GS優勝をめざして 大谷桃子【車いすテニス】(その1)
インターハイ出場経験を武器に車いすテニスで急成長
車いすテニスは、日本では人気の高いパラスポーツのひとつだろう。アテネパラリンピックのダブルスで金メダルを獲得し、北京、ロンドン大会のシングルスで2連覇した国枝慎吾を筆頭に、リオデジャネイロパラリンピックシングルスで銅メダルを獲得した上地結衣など、日本人選手が多数活躍する。テレビなどで彼らのプレーを見たことがあるという人は少なくないはずだ。

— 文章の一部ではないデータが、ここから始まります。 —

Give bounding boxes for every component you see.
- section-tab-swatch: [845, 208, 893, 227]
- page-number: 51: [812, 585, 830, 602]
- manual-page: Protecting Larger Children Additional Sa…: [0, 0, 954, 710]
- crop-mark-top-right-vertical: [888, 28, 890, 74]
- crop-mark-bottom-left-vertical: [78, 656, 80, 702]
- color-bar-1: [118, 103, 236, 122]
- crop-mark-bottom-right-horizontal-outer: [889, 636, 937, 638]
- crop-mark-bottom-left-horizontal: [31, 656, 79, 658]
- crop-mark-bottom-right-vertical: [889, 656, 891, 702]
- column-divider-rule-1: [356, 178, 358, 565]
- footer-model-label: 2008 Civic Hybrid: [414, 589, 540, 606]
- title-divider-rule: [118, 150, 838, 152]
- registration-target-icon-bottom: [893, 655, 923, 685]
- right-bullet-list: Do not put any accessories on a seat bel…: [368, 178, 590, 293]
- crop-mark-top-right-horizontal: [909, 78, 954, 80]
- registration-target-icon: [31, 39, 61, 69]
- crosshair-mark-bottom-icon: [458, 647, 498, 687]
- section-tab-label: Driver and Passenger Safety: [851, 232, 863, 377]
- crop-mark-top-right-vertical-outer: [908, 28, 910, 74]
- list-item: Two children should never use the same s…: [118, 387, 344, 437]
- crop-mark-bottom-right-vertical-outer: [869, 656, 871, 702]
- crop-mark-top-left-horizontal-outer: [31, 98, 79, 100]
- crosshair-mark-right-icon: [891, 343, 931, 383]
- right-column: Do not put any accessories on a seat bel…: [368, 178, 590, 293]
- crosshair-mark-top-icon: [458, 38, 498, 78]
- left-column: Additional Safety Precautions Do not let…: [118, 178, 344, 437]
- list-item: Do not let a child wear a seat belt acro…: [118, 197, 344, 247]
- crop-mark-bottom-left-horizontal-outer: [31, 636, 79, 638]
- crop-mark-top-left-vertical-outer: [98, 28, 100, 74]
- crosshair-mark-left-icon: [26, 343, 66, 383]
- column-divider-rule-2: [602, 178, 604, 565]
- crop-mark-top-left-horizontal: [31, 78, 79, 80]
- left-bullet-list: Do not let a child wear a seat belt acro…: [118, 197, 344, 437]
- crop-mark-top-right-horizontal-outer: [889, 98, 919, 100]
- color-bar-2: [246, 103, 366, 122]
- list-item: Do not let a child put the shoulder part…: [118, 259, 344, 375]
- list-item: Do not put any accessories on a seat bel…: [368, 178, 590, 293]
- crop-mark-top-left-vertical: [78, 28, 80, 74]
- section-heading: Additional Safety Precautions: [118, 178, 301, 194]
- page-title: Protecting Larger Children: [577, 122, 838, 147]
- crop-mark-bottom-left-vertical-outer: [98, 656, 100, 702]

大谷桃子が車いすテニスを始めたのは、2016年の春。わずか1年で急成長を遂げている。
兄の影響で、小学3年の時に一般の硬式テニスを始めた。中学3年の時に関東エリアのジュニア選手権に出場し、栃木県の作新学院高校にスポーツ推薦で進学。高校3年の時にダブルスでインターハイに出場した経歴をもつ。
スポーツトレーナーを目指して専門学校に進学した矢先、病に倒れ薬の副作用で身体に麻痺が残った。右足は完全に麻痺し、右手の指も自由に動かすことができない。日常生活でも車いすを使用する。
右手の握力は6、7㎏程度。自力でラケットを握ることができないため、テーピングを施して固定させている。
本格的に始める半年ほど前に、一度だけイベントで車いすテニスを体験したことがある。
「でも、健常時代にテニスの経験があったから、もうただただもどかしくて」
だから、車いすテニスを継続するかはその時点では未定だった。それでも車いすで身体を動かしたい、何かスポーツをしたいという思いがあり、障がい者スポーツの指導者が多いという西九州大学に編入した。